Question

If the value of $\lim_{n \to \infty} \frac{1}{n} \sum_{k=1}^n (\lfloor \frac{2n}{k} \rfloor - 2\lfloor \frac{n}{k}\rfloor)$ can be expressed as $(\log a - b)$ where a and b are positive integers, then $\frac{(a+b)}{4}$ is (where [.] denotes greatest integer function)

• A. 5/4
• B. 3/2
• C. 7/4
• D. 1

Answer 1

Answer: (A)

5/4

Answer 2

The limit can be interpreted as a Riemann sum for the integral $\int_0^1 f(x) dx$, where $f(x) = \lfloor \frac{2}{x} \rfloor - 2\lfloor \frac{1}{x} \rfloor$. The term $\lfloor 2y \rfloor - 2\lfloor y \rfloor$ is $1$ if $\{y\} \ge 0.5$ and $0$ otherwise.
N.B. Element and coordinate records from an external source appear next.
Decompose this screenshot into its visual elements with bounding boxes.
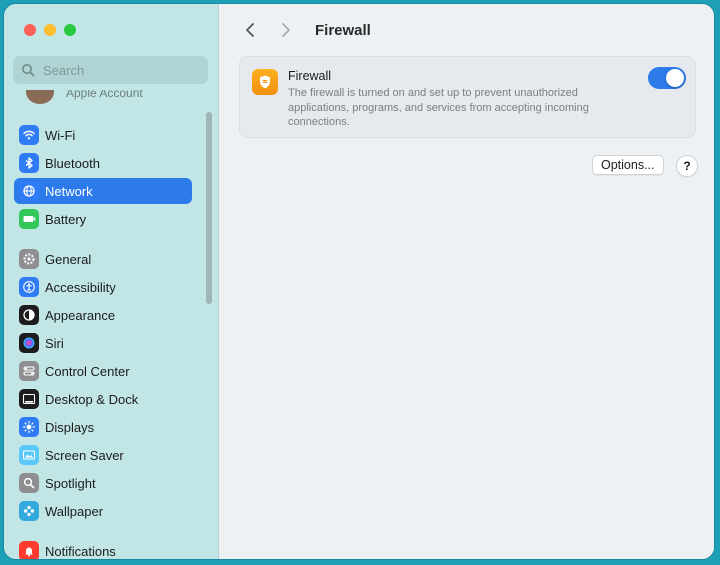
sidebar-item-notifications[interactable]: Notifications — [14, 538, 192, 559]
back-button[interactable] — [239, 19, 261, 41]
help-button[interactable]: ? — [676, 155, 698, 177]
accessibility-icon — [19, 277, 39, 297]
sidebar-item-label: Spotlight — [45, 475, 96, 491]
siri-icon — [19, 333, 39, 353]
avatar — [26, 90, 54, 104]
control-center-icon — [19, 361, 39, 381]
minimize-button[interactable] — [44, 24, 56, 36]
dock-icon — [19, 389, 39, 409]
sidebar-item-accessibility[interactable]: Accessibility — [14, 274, 192, 300]
sidebar-item-label: Desktop & Dock — [45, 391, 139, 407]
firewall-toggle[interactable] — [648, 67, 686, 89]
sidebar-item-bluetooth[interactable]: Bluetooth — [14, 150, 192, 176]
sidebar-item-appearance[interactable]: Appearance — [14, 302, 192, 328]
sidebar-item-wifi[interactable]: Wi-Fi — [14, 122, 192, 148]
firewall-title: Firewall — [288, 69, 332, 83]
sidebar-item-screen-saver[interactable]: Screen Saver — [14, 442, 192, 468]
sidebar-item-general[interactable]: General — [14, 246, 192, 272]
firewall-card: Firewall The firewall is turned on and s… — [239, 56, 696, 138]
search-icon — [22, 64, 35, 77]
battery-icon — [19, 209, 39, 229]
toolbar: Firewall — [239, 18, 371, 42]
firewall-shield-icon — [252, 69, 278, 95]
account-item[interactable]: Apple Account — [22, 90, 172, 104]
wallpaper-icon — [19, 501, 39, 521]
notifications-icon — [19, 541, 39, 559]
sidebar-item-label: Appearance — [45, 307, 116, 323]
sidebar-item-label: Displays — [45, 419, 95, 435]
displays-icon — [19, 417, 39, 437]
sidebar-item-label: Wallpaper — [45, 503, 104, 519]
sidebar-scrollbar[interactable] — [206, 112, 212, 304]
sidebar-item-label: Accessibility — [45, 279, 116, 295]
forward-button[interactable] — [275, 19, 297, 41]
account-label: Apple Account — [66, 90, 143, 100]
sidebar-item-label: Control Center — [45, 363, 130, 379]
page-title: Firewall — [315, 21, 371, 39]
sidebar-item-label: Bluetooth — [45, 155, 100, 171]
bluetooth-icon — [19, 153, 39, 173]
sidebar-item-label: Siri — [45, 335, 64, 351]
options-button[interactable]: Options... — [592, 155, 664, 175]
search-field[interactable] — [13, 56, 208, 84]
spotlight-icon — [19, 473, 39, 493]
search-input[interactable] — [41, 61, 195, 79]
zoom-button[interactable] — [64, 24, 76, 36]
sidebar-item-siri[interactable]: Siri — [14, 330, 192, 356]
main-content: Firewall Firewall The firewall is turned… — [219, 4, 714, 559]
chevron-right-icon — [282, 23, 290, 37]
sidebar-item-displays[interactable]: Displays — [14, 414, 192, 440]
firewall-description: The firewall is turned on and set up to … — [288, 87, 589, 128]
sidebar-item-wallpaper[interactable]: Wallpaper — [14, 498, 192, 524]
sidebar-item-label: Notifications — [45, 543, 116, 559]
sidebar: Apple Account Wi-Fi Bluetooth Network — [4, 4, 219, 559]
close-button[interactable] — [24, 24, 36, 36]
window-controls — [24, 24, 76, 36]
screen-saver-icon — [19, 445, 39, 465]
sidebar-item-label: General — [45, 251, 92, 267]
appearance-icon — [19, 305, 39, 325]
chevron-left-icon — [246, 23, 254, 37]
sidebar-item-control-center[interactable]: Control Center — [14, 358, 192, 384]
globe-icon — [19, 181, 39, 201]
sidebar-item-battery[interactable]: Battery — [14, 206, 192, 232]
toggle-knob — [666, 69, 684, 87]
sidebar-item-desktop-dock[interactable]: Desktop & Dock — [14, 386, 192, 412]
sidebar-item-label: Battery — [45, 211, 87, 227]
settings-window: Apple Account Wi-Fi Bluetooth Network — [4, 4, 714, 559]
gear-icon — [19, 249, 39, 269]
sidebar-item-spotlight[interactable]: Spotlight — [14, 470, 192, 496]
sidebar-item-label: Network — [45, 183, 93, 199]
sidebar-item-label: Wi-Fi — [45, 127, 76, 143]
sidebar-item-network[interactable]: Network — [14, 178, 192, 204]
wifi-icon — [19, 125, 39, 145]
sidebar-item-label: Screen Saver — [45, 447, 124, 463]
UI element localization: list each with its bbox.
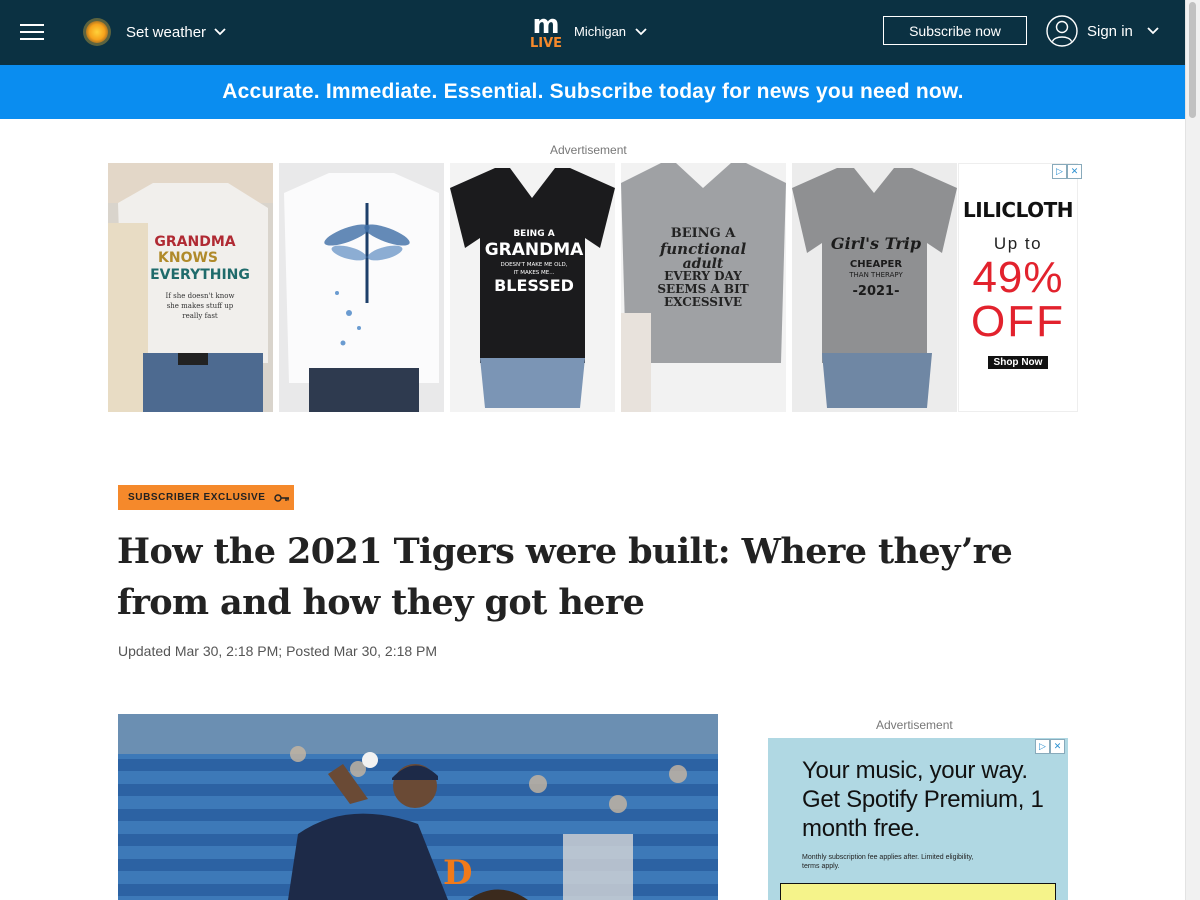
ad-product-shirt-5[interactable]: Girl's Trip CHEAPER THAN THERAPY -2021- (792, 163, 957, 412)
sun-icon (83, 18, 111, 46)
ad-product-shirt-2[interactable] (279, 163, 444, 412)
site-header: Set weather m LIVE Michigan Subscribe no… (0, 0, 1186, 65)
side-ad-label: Advertisement (876, 718, 953, 732)
shirt-5-image: Girl's Trip CHEAPER THAN THERAPY -2021- (792, 163, 957, 412)
set-weather-button[interactable]: Set weather (82, 17, 226, 47)
shirt-3-line-5: BLESSED (494, 276, 574, 295)
region-selector[interactable]: Michigan (574, 24, 647, 39)
shirt-1-line-3: EVERYTHING (150, 267, 250, 283)
sign-in-button[interactable]: Sign in (1046, 15, 1159, 47)
spotify-ad-graphic (780, 883, 1056, 900)
chevron-down-icon (635, 27, 647, 35)
ad-product-shirt-3[interactable]: BEING A GRANDMA DOESN'T MAKE ME OLD, IT … (450, 163, 615, 412)
chevron-down-icon (214, 28, 226, 36)
spotify-ad-fine-print: Monthly subscription fee applies after. … (802, 854, 974, 870)
shirt-1-line-2: KNOWS (158, 250, 218, 266)
shirt-1-image: GRANDMA KNOWS EVERYTHING If she doesn't … (108, 163, 273, 412)
user-circle-icon (1046, 15, 1078, 47)
hamburger-menu-icon[interactable] (20, 22, 44, 40)
key-icon (273, 493, 289, 502)
chevron-down-icon (1147, 27, 1159, 35)
offer-prefix: Up to (993, 234, 1043, 253)
ad-product-shirt-4[interactable]: BEING A functional adult EVERY DAY SEEMS… (621, 163, 786, 412)
adchoices-icon[interactable]: ▷ (1035, 739, 1050, 754)
pitcher-photo: D (118, 714, 718, 900)
sign-in-label: Sign in (1087, 22, 1133, 40)
article-dateline: Updated Mar 30, 2:18 PM; Posted Mar 30, … (118, 643, 438, 659)
lilicloth-brand: LILICLOTH (963, 198, 1073, 222)
shirt-5-line-4: -2021- (853, 284, 900, 299)
shirt-5-line-1: Girl's Trip (831, 234, 921, 253)
article-lead-photo[interactable]: D (118, 714, 718, 900)
shirt-3-line-1: BEING A (513, 229, 554, 239)
shirt-5-line-2: CHEAPER (850, 259, 902, 270)
mlive-logo[interactable]: m LIVE (528, 14, 564, 48)
scrollbar-thumb[interactable] (1189, 2, 1196, 118)
shirt-1-small-1: If she doesn't know (166, 292, 235, 300)
shirt-2-image (279, 163, 444, 412)
shirt-3-image: BEING A GRANDMA DOESN'T MAKE ME OLD, IT … (450, 163, 615, 412)
shirt-4-line-6: EXCESSIVE (664, 295, 742, 309)
banner-ad-label: Advertisement (550, 143, 627, 157)
kicker-label: SUBSCRIBER EXCLUSIVE (128, 492, 266, 503)
subscribe-promo-banner[interactable]: Accurate. Immediate. Essential. Subscrib… (0, 65, 1186, 119)
spotify-advertisement[interactable]: Your music, your way. Get Spotify Premiu… (768, 738, 1068, 900)
shirt-1-line-1: GRANDMA (154, 234, 235, 250)
offer-percent: 49% (972, 253, 1064, 302)
article-headline: How the 2021 Tigers were built: Where th… (117, 531, 1013, 623)
subscriber-exclusive-badge[interactable]: SUBSCRIBER EXCLUSIVE (118, 485, 294, 510)
page-scrollbar[interactable] (1185, 0, 1200, 900)
shirt-3-line-3: DOESN'T MAKE ME OLD, (501, 262, 568, 268)
lilicloth-offer-panel[interactable]: LILICLOTH Up to 49% OFF Shop Now (958, 163, 1078, 412)
region-label: Michigan (574, 24, 627, 39)
shirt-3-line-2: GRANDMA (485, 240, 584, 260)
subscribe-now-button[interactable]: Subscribe now (883, 16, 1027, 45)
ad-product-shirt-1[interactable]: GRANDMA KNOWS EVERYTHING If she doesn't … (108, 163, 273, 412)
ad-close-icon[interactable]: ✕ (1050, 739, 1065, 754)
shirt-4-line-4: EVERY DAY (664, 269, 742, 283)
adchoices-badge[interactable]: ▷ ✕ (1035, 739, 1065, 754)
banner-advertisement[interactable]: GRANDMA KNOWS EVERYTHING If she doesn't … (108, 163, 1082, 412)
shirt-4-line-5: SEEMS A BIT (657, 282, 748, 296)
adchoices-icon[interactable]: ▷ (1052, 164, 1067, 179)
shirt-4-image: BEING A functional adult EVERY DAY SEEMS… (621, 163, 786, 412)
shirt-4-line-1: BEING A (671, 226, 736, 241)
adchoices-badge[interactable]: ▷ ✕ (1052, 164, 1082, 179)
weather-label: Set weather (126, 23, 207, 41)
spotify-ad-headline: Your music, your way. Get Spotify Premiu… (802, 757, 1044, 842)
offer-off: OFF (971, 297, 1065, 346)
shirt-5-line-3: THAN THERAPY (848, 271, 903, 279)
shop-now-button[interactable]: Shop Now (987, 356, 1049, 369)
shirt-1-small-2: she makes stuff up (167, 302, 234, 310)
svg-text:D: D (443, 853, 472, 893)
ad-close-icon[interactable]: ✕ (1067, 164, 1082, 179)
shirt-1-small-3: really fast (182, 312, 218, 320)
logo-bottom-text: LIVE (530, 36, 562, 48)
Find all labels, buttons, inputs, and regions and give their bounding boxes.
Thus, $f(x)=1$ when $\{\frac{1}{x}\} \ge 0.5$. This occurs for $x \in (\frac{1}{m+1}, \frac{1}{m+0.5}]$ for $m \ge 1$. The integral is $\sum_{m=1}^\infty (\frac{1}{m+0.5} - \frac{1}{m+1}) = 2\ln 2 - 1$. Comparing with $\log a - b$, we get $a=4, b=1$. Thus $\frac{a+b}{4} = \frac{4+1}{4} = \frac{5}{4}$.